How Project Natal Works

Project Natal has two input devices:

First is a 3D camera, which can measure both the colour and the distance of every pixel.

Second is a microphone array, which is several directional microphones arranged in a pattern. They can separate out different sound sources and determine where each sound came from, and can thus filter out any noise.

The 3D camera is actually made out of two cameras, one that senses distance using infra-red and one normal one that senses colour. But it helps to think of it as a single camera that can also measure depth.

The 3D camera makes Project Natal much more powerful than a 2D camera like the Eye-toy. It makes it dead easy to filter out background objects, and find only the objects that you are looking for. And it doesn’t need to rely on colours to recognise things, it can just look at their 3D shape.

It could operate in complete darkness and still see the 3D shape of everything, but knowing the colours would make it easier to recognise hands and faces and other things.

The 3D camera would also allow it to easily scan in any 3D object and convert it into a virtual object in the game. It has only been demonstrated with the 2D image on a skateboard, but there is no reason why Natal couldn’t scan in any object you showed it, if you showed it from a few different angles.

One downside of the 3D camera is that it relies on line-of-sight and can’t see behind things. So it can’t track your hand when it goes behind your back, or when someone stands in front of you. But a Wii Remote, or magnetic 6DOF tracker could still track it.

Another downside is that it could get confused about the distance of transparent or reflective objects, since the IR light that goes back might have first come from somewhere further away.

The microphone array is important for speech recognition, since it can filter out noise, and could separately recognise several speakers talking at once. Especially since the TV will also be making noise. It could also be used to have virtual characters still look at you when you go out of sight of the camera and still talk to it. And in a multiplayer game it helps it know which player is speaking by knowing which sound came from which body that it can see.

It doesn’t just recognise words though. In games like Milo and Kate it can recognise the emotion of the speaker, and can tell things like whether they are telling a joke. It could also be used for rhythm games by using anything that makes a sound, or by clapping. It’s not known whether the monster game used the microphone or facial expression tracking to control breathing fire. It would have to be a good quality microphone, because normally speech recognition requires a microphone a few cm from your mouth.

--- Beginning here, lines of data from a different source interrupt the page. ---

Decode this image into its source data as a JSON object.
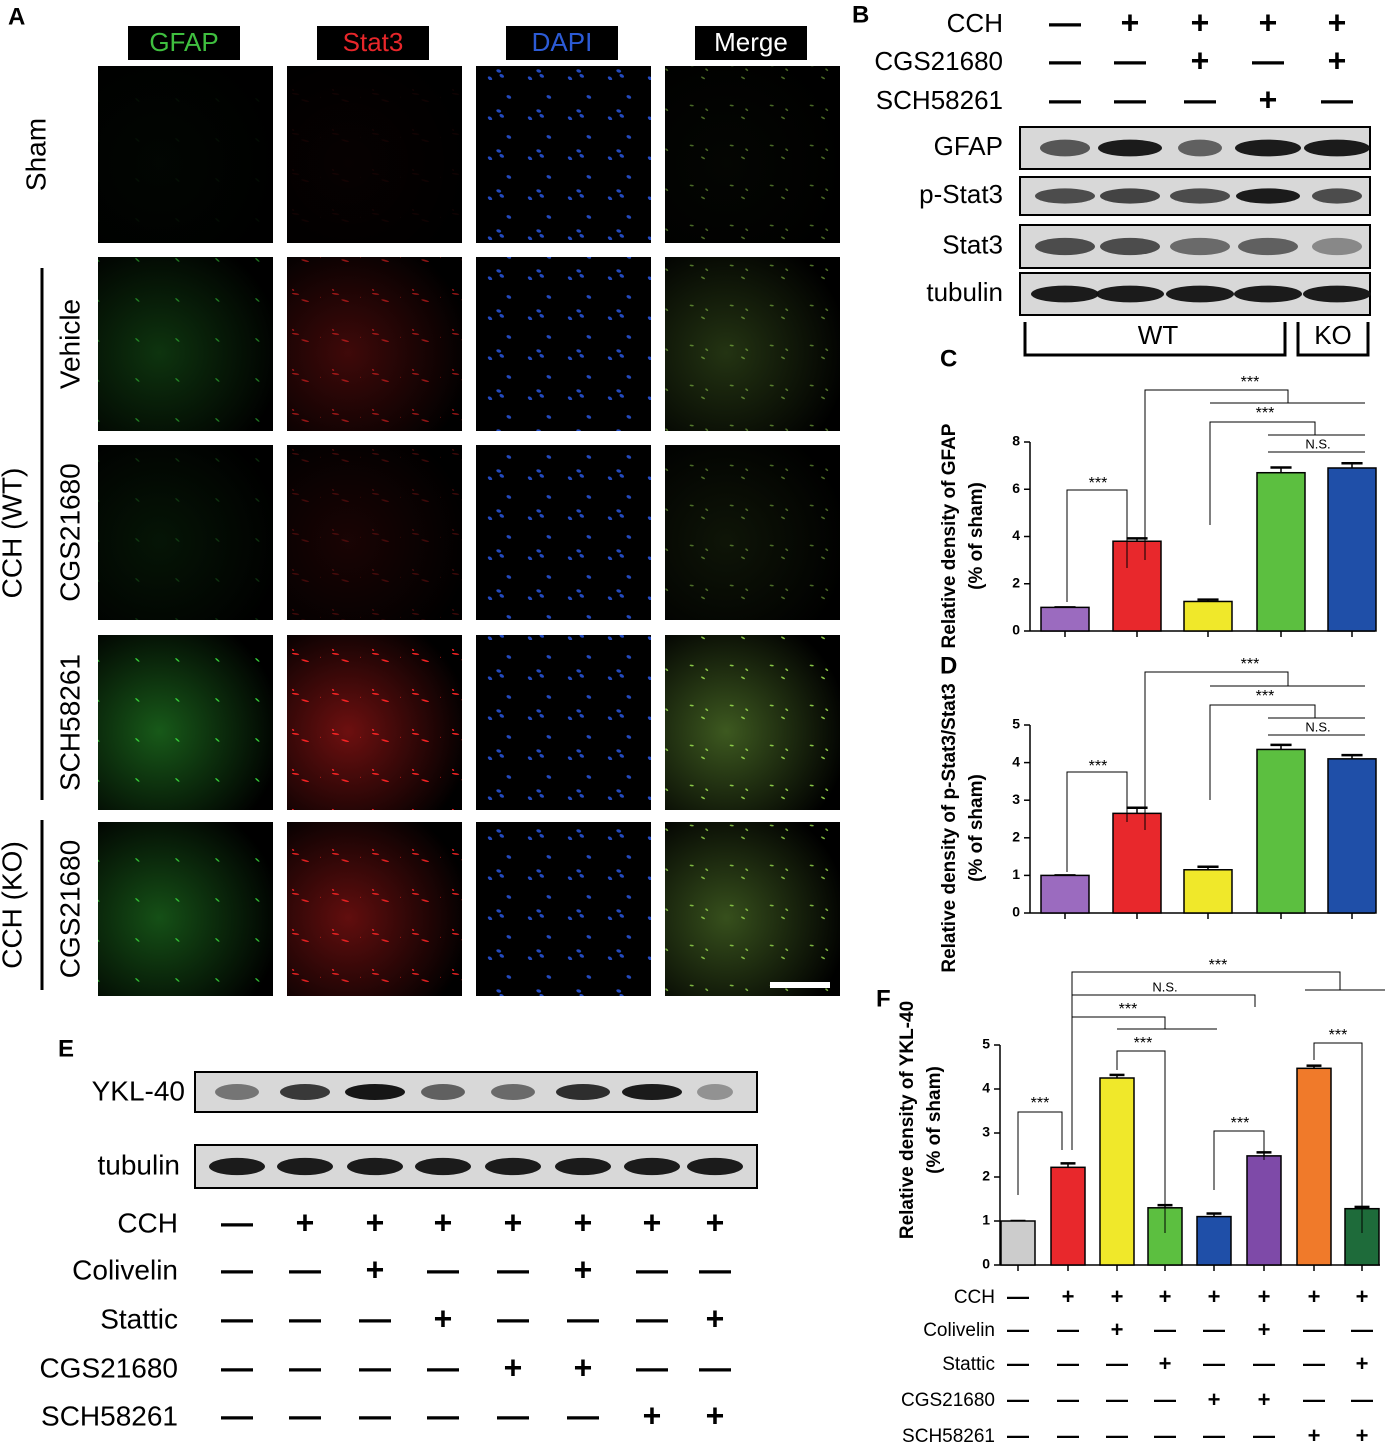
{
  "panel_a": {
    "label": "A",
    "channels": [
      "GFAP",
      "Stat3",
      "DAPI",
      "Merge"
    ],
    "rows": [
      "Sham",
      "Vehicle",
      "CGS21680",
      "SCH58261",
      "CGS21680"
    ],
    "groups": [
      "CCH (WT)",
      "CCH (KO)"
    ]
  },
  "panel_b": {
    "label": "B",
    "conditions": [
      {
        "name": "CCH",
        "signs": [
          "—",
          "+",
          "+",
          "+",
          "+"
        ]
      },
      {
        "name": "CGS21680",
        "signs": [
          "—",
          "—",
          "+",
          "—",
          "+"
        ]
      },
      {
        "name": "SCH58261",
        "signs": [
          "—",
          "—",
          "—",
          "+",
          "—"
        ]
      }
    ],
    "blots": [
      "GFAP",
      "p-Stat3",
      "Stat3",
      "tubulin"
    ],
    "genotypes": [
      "WT",
      "KO"
    ]
  },
  "panel_e": {
    "label": "E",
    "blots": [
      "YKL-40",
      "tubulin"
    ],
    "conditions": [
      {
        "name": "CCH",
        "signs": [
          "—",
          "+",
          "+",
          "+",
          "+",
          "+",
          "+",
          "+"
        ]
      },
      {
        "name": "Colivelin",
        "signs": [
          "—",
          "—",
          "+",
          "—",
          "—",
          "+",
          "—",
          "—"
        ]
      },
      {
        "name": "Stattic",
        "signs": [
          "—",
          "—",
          "—",
          "+",
          "—",
          "—",
          "—",
          "+"
        ]
      },
      {
        "name": "CGS21680",
        "signs": [
          "—",
          "—",
          "—",
          "—",
          "+",
          "+",
          "—",
          "—"
        ]
      },
      {
        "name": "SCH58261",
        "signs": [
          "—",
          "—",
          "—",
          "—",
          "—",
          "—",
          "+",
          "+"
        ]
      }
    ]
  },
  "chart_data": [
    {
      "type": "bar",
      "panel_label": "C",
      "ylabel": [
        "Relative density of GFAP",
        "(% of sham)"
      ],
      "categories": [
        null,
        null,
        null,
        null,
        null
      ],
      "values": [
        1.0,
        3.8,
        1.25,
        6.7,
        6.9
      ],
      "errors": [
        0,
        0.12,
        0.08,
        0.22,
        0.2
      ],
      "colors": [
        "#9b6bbf",
        "#e8282c",
        "#f0e82a",
        "#5cbf40",
        "#1f4fa8"
      ],
      "ylim": [
        0,
        8
      ],
      "yticks": [
        0,
        2,
        4,
        6,
        8
      ],
      "annotations": [
        "***",
        "***",
        "***",
        "N.S."
      ]
    },
    {
      "type": "bar",
      "panel_label": "D",
      "ylabel": [
        "Relative density of p-Stat3/Stat3",
        "(% of sham)"
      ],
      "categories": [
        null,
        null,
        null,
        null,
        null
      ],
      "values": [
        1.0,
        2.65,
        1.15,
        4.35,
        4.1
      ],
      "errors": [
        0,
        0.15,
        0.08,
        0.12,
        0.1
      ],
      "colors": [
        "#9b6bbf",
        "#e8282c",
        "#f0e82a",
        "#5cbf40",
        "#1f4fa8"
      ],
      "ylim": [
        0,
        5
      ],
      "yticks": [
        0,
        1,
        2,
        3,
        4,
        5
      ],
      "annotations": [
        "***",
        "***",
        "***",
        "N.S."
      ]
    },
    {
      "type": "bar",
      "panel_label": "F",
      "ylabel": [
        "Relative density of YKL-40",
        "(% of sham)"
      ],
      "categories": [
        null,
        null,
        null,
        null,
        null,
        null,
        null,
        null
      ],
      "values": [
        1.0,
        2.22,
        4.25,
        1.3,
        1.1,
        2.48,
        4.47,
        1.28
      ],
      "errors": [
        0,
        0.09,
        0.07,
        0.06,
        0.07,
        0.08,
        0.06,
        0.04
      ],
      "colors": [
        "#cccccc",
        "#e8282c",
        "#f0e82a",
        "#5cbf40",
        "#1f4fa8",
        "#7e4aa8",
        "#f07a2a",
        "#1e6b3a"
      ],
      "ylim": [
        0,
        5
      ],
      "yticks": [
        0,
        1,
        2,
        3,
        4,
        5
      ],
      "annotations": [
        "***",
        "***",
        "***",
        "***",
        "***",
        "N.S.",
        "***"
      ],
      "conditions": [
        {
          "name": "CCH",
          "signs": [
            "—",
            "+",
            "+",
            "+",
            "+",
            "+",
            "+",
            "+"
          ]
        },
        {
          "name": "Colivelin",
          "signs": [
            "—",
            "—",
            "+",
            "—",
            "—",
            "+",
            "—",
            "—"
          ]
        },
        {
          "name": "Stattic",
          "signs": [
            "—",
            "—",
            "—",
            "+",
            "—",
            "—",
            "—",
            "+"
          ]
        },
        {
          "name": "CGS21680",
          "signs": [
            "—",
            "—",
            "—",
            "—",
            "+",
            "+",
            "—",
            "—"
          ]
        },
        {
          "name": "SCH58261",
          "signs": [
            "—",
            "—",
            "—",
            "—",
            "—",
            "—",
            "+",
            "+"
          ]
        }
      ]
    }
  ]
}
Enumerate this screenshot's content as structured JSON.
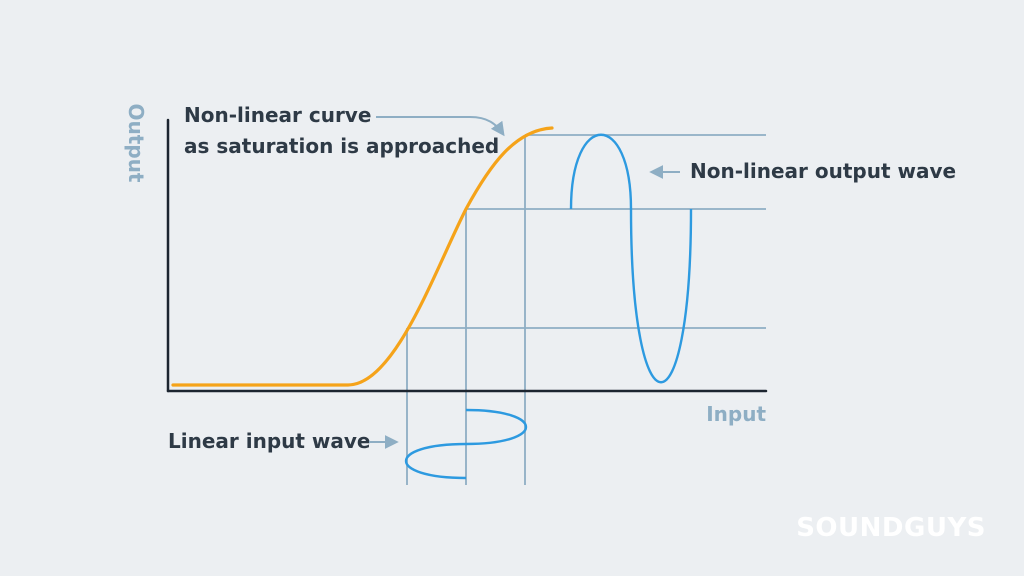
{
  "colors": {
    "background": "#eceff2",
    "axis": "#1c2530",
    "curve": "#f5a31a",
    "wave": "#2d9ae0",
    "guide": "#8eaec4",
    "text": "#2e3a46",
    "watermark": "#ffffff"
  },
  "axes": {
    "y_label": "Output",
    "x_label": "Input"
  },
  "annotations": {
    "curve_label_line1": "Non-linear curve",
    "curve_label_line2": "as saturation is approached",
    "output_wave_label": "Non-linear output wave",
    "input_wave_label": "Linear input wave"
  },
  "watermark": "SOUNDGUYS",
  "icons": [
    "arrow-right-icon",
    "arrow-left-icon",
    "curved-arrow-icon"
  ]
}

But the most important part of how Project Natal works is the software. Microsoft, with some help from Peter Molyneux, went around to all their different research projects that they’d been working on for other projects, and collected their software technology and put it all together.

First, there’s the speech recognition. Microsoft has been working on their own speech recognition engine and API for a long time. You can use the same speech recognition engine as Natal for free in gaming right now if you want. Download GlovePIE, and train speech recognition in the Speech control panel. If you only have Windows XP, you will need to first either install the speech recognition from Microsoft Office (best way) or download and install the SAPI 5 SDK with speech recognition.

Then there’s facial recognition. You might have seen this in other Microsoft products, such as Windows Live Photo Gallery, which you can download here for free, and start your computer automatically recognising all the faces in your photos.

Peter Molyneux also mentions handwriting recognition, although we haven’t seen it used yet. But I’m guessing we will in some games.

And there was no doubt a lot of other code.

Then there’s a huge amount of new software which Microsoft had to write. It has to find the shapes of people, and from there convert the surface data into 48 skeletal points for each player. It can do that for 4 people at once, 30 times per second. It can even identify individual fingers if they are close enough.

The need for all that software is why Project Natal could only have been made fully by Microsoft, not Nintendo, Sony, or Sega.